2 марта 1938. Среда
Из-за глупого Нинкиного письма, в котором она пишет, что ее «тронула моя некоторая откровенность», и хоть Юрий ухитрился истолковать по-своему (ей-Богу, не помню, что я ей писала), и произошел у нас вчера в постели тот мучительный разговор, который опять вернул меня в далекое прошлое. Может быть, Юрий и прав, что мое чувство оказалось много глубже и серьезнее, чем я сама это предполагала. Во всяком случае, никакого «холодного презрения и гадливости» у меня к нему нет.
— Я не знаю, что ты думаешь, но думаешь ты об этом человеке часто. Он для тебя не умер, он для тебя все еще существует. Об этом говорят твои стихи. Это все понятно. Я тебя ни в чем не смогу упрекнуть. Не думай, что я ревную, совсем нет, но мне просто бывает это очень грустно. Бели я ошибаюсь, прости меня.

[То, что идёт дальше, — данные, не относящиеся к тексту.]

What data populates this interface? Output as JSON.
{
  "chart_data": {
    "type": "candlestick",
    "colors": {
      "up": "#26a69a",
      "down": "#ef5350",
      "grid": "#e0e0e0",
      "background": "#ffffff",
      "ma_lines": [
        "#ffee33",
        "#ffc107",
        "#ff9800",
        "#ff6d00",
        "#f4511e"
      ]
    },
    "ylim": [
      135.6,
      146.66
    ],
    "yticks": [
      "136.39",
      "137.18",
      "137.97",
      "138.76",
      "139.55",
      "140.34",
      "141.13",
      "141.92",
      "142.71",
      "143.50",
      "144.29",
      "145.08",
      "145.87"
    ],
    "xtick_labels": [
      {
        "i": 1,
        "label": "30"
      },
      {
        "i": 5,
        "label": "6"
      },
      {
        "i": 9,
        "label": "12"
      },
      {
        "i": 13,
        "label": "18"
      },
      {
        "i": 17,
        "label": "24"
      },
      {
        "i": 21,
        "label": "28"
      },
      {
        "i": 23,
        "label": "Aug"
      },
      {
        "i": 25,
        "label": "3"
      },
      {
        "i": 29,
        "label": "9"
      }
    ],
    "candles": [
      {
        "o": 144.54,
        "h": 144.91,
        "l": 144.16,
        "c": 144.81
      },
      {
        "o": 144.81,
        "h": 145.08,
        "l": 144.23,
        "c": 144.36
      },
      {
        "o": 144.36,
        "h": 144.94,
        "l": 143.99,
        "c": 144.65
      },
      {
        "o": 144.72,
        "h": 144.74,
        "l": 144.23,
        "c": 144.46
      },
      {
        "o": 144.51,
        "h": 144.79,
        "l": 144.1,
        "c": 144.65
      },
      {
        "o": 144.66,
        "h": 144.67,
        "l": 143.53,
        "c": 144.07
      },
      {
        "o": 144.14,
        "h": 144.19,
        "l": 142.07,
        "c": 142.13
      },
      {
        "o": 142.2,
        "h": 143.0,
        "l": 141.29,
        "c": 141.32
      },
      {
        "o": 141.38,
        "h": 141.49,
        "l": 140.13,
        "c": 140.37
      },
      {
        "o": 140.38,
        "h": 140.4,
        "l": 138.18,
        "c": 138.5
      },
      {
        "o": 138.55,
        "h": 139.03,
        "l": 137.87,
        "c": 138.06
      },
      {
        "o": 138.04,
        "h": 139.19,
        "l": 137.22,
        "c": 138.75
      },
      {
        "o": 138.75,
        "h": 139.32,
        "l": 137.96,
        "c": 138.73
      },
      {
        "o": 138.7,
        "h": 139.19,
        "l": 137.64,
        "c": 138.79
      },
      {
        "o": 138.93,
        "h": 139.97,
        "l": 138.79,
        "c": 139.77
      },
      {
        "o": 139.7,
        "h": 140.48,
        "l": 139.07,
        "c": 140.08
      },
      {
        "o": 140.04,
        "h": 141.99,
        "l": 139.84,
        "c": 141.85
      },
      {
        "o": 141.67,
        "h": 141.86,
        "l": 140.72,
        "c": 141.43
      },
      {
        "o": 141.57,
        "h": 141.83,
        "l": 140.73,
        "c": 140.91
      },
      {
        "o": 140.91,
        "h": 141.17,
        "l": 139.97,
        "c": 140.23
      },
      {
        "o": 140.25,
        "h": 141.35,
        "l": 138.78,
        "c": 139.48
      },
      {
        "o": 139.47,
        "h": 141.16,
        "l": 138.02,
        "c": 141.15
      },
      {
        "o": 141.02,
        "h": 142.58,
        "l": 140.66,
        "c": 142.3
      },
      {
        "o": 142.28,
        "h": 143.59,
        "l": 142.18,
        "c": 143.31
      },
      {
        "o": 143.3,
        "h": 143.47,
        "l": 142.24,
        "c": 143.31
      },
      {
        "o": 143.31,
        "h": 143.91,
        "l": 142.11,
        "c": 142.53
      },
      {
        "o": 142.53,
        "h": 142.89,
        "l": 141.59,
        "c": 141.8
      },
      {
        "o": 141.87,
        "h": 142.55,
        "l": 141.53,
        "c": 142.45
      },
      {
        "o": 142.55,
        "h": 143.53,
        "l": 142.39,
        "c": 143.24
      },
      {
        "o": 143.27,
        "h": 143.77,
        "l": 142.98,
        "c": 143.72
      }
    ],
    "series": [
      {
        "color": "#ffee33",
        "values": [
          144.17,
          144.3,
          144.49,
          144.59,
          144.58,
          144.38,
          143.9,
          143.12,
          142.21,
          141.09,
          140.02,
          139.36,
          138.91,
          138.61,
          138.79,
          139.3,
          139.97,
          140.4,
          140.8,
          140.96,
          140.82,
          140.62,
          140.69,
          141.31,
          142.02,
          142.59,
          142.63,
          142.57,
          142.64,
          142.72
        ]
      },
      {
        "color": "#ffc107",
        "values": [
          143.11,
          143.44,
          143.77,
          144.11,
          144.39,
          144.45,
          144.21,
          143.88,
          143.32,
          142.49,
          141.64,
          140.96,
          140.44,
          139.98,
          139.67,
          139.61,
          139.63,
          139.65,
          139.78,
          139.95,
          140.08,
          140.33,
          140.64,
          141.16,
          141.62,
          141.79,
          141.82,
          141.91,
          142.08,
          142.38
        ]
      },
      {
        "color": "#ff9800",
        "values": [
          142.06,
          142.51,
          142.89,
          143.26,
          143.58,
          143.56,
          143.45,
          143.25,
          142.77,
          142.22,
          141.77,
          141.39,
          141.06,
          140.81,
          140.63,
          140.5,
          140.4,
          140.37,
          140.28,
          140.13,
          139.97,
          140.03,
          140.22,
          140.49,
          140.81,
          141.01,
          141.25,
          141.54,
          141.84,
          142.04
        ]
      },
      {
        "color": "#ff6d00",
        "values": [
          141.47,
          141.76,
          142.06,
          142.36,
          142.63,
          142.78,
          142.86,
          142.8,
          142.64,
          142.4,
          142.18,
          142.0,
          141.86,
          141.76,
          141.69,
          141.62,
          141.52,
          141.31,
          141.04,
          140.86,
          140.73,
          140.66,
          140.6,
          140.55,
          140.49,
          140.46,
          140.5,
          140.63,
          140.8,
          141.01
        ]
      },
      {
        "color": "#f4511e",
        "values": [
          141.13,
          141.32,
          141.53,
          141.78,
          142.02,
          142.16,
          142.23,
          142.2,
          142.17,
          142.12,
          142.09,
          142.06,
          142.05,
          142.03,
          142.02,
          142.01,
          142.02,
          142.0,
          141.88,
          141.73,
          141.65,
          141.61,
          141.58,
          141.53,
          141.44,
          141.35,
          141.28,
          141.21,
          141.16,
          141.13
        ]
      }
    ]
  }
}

Ему очень хочется, чтобы я уверила его, что он ошибается. А я молчала. Не буду же я его обманывать! Не так уже много из того, что он говорил, я могла бы опровергнуть. Так мы и лежали молча, одинокие, отчужденные, и если не очень, то все-таки несчастные.
Неужели же навсегда эта тень (теперь уже только тень, ни в чем больше не виноватая) легла между нами? Навсегда над нашим счастьем и любовью будет стоять он — живой или мертвый?